Time

Games are considered one of the hardest discipline in computer science because they have to run in realtime.
Realtime means that our game has to be responsive towards user input. If the game would take 1 second to respond to user input it would be still considered realtime application but from game perspective it could be unplayable.

History

Early games did not use time for controlling speed of the game but rather used the number of frames to update the game it self. This behavior had the benefit of the simplicity of the code but also one big downside and that was, whenever we put the game on a faster machine, the game as well ran faster. Which could increase the difficulty of the game, which was undesirable.

Present

Modern games do not use frames but rather keep track of time. We move objects in the game with certain velocity, that means certain distance per second. This has the benefit that no matter how fast the game runs, therefore how many FPS do we have, the game behaves almost the same. However, this makes the game development much more difficult because we need to be aware of this behavior, because if we don't understand what is happening we usually end up with undesired outcomes.

FPS

Frames per second
We measure the speed of our game in number of rendered frames per second.
The more frames we render per second the faster our game runs.
Nvidia article about FPS in eSports

Nvidia fps animation smoothness\ nvidia high fps

One game, three devices

Imagine a single game running on three different devices.

  • mobile phone
  • game runs at 30 FPS

  • gaming console

  • game runs at 60 FPS

  • high-end pc.

  • game runs at 90 FPS

If our player would update its position 1 meter per frame

  • mobile phone player would run 30 meters per second
  • gaming console player would run 60 meters per second
  • high-end pc player would run 90 meters per second.

fps distance

That would be highly undesirable because with high end pc the difficulty of the game increases 3x.
What if we instead make sure that our player runs always at the same speed?

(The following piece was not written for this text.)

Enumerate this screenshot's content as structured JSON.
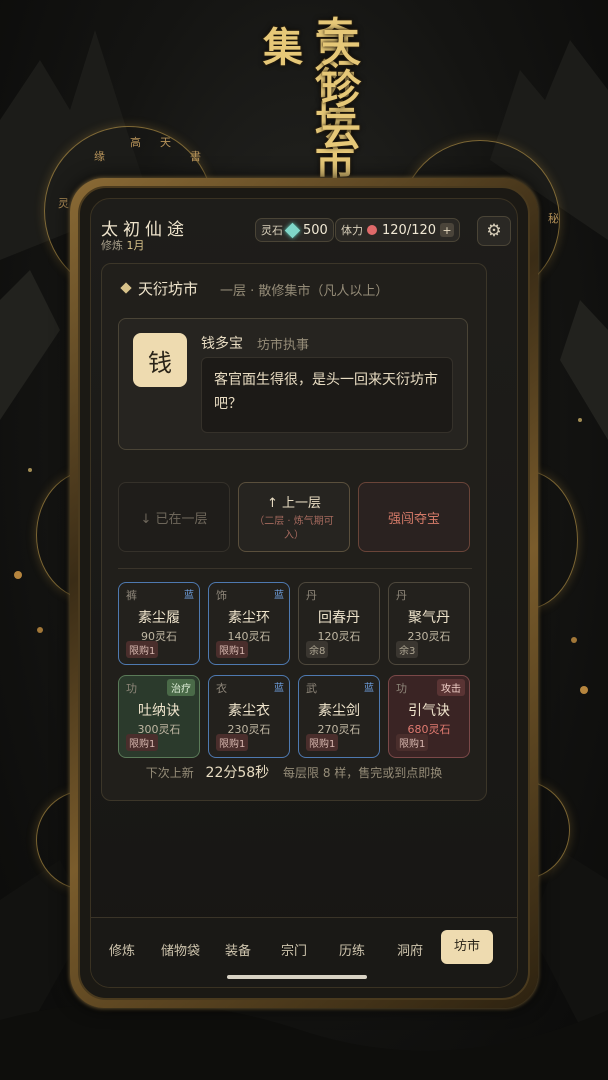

  • mobile phone player has to run 1/30 meters per frame.
  • gaming console player has to run 1/60 meters per frame.
  • high-end pc player has to run 1/90 meters per frame.

This way we can tell that the player always moves 1 meter per second on all devices.

fps distance same

But there is a catch... All those devices never run exactly at the same framerate. They always fluctuate, due to:

  • complexity of our game
  • concurrency / multiple apps running simultaneously
  • thermals / overheating
  • low battery

That means that our fraction cannot be a constant.

Delta Time

Instead we can calculate our fraction by measuring the duration of our previous frame.
This fraction is called delta time.
Unity delta time

If we multiply our player speed with delta time each frame, our player would run
at the same speed no matter what is the frame rate of our game on any device.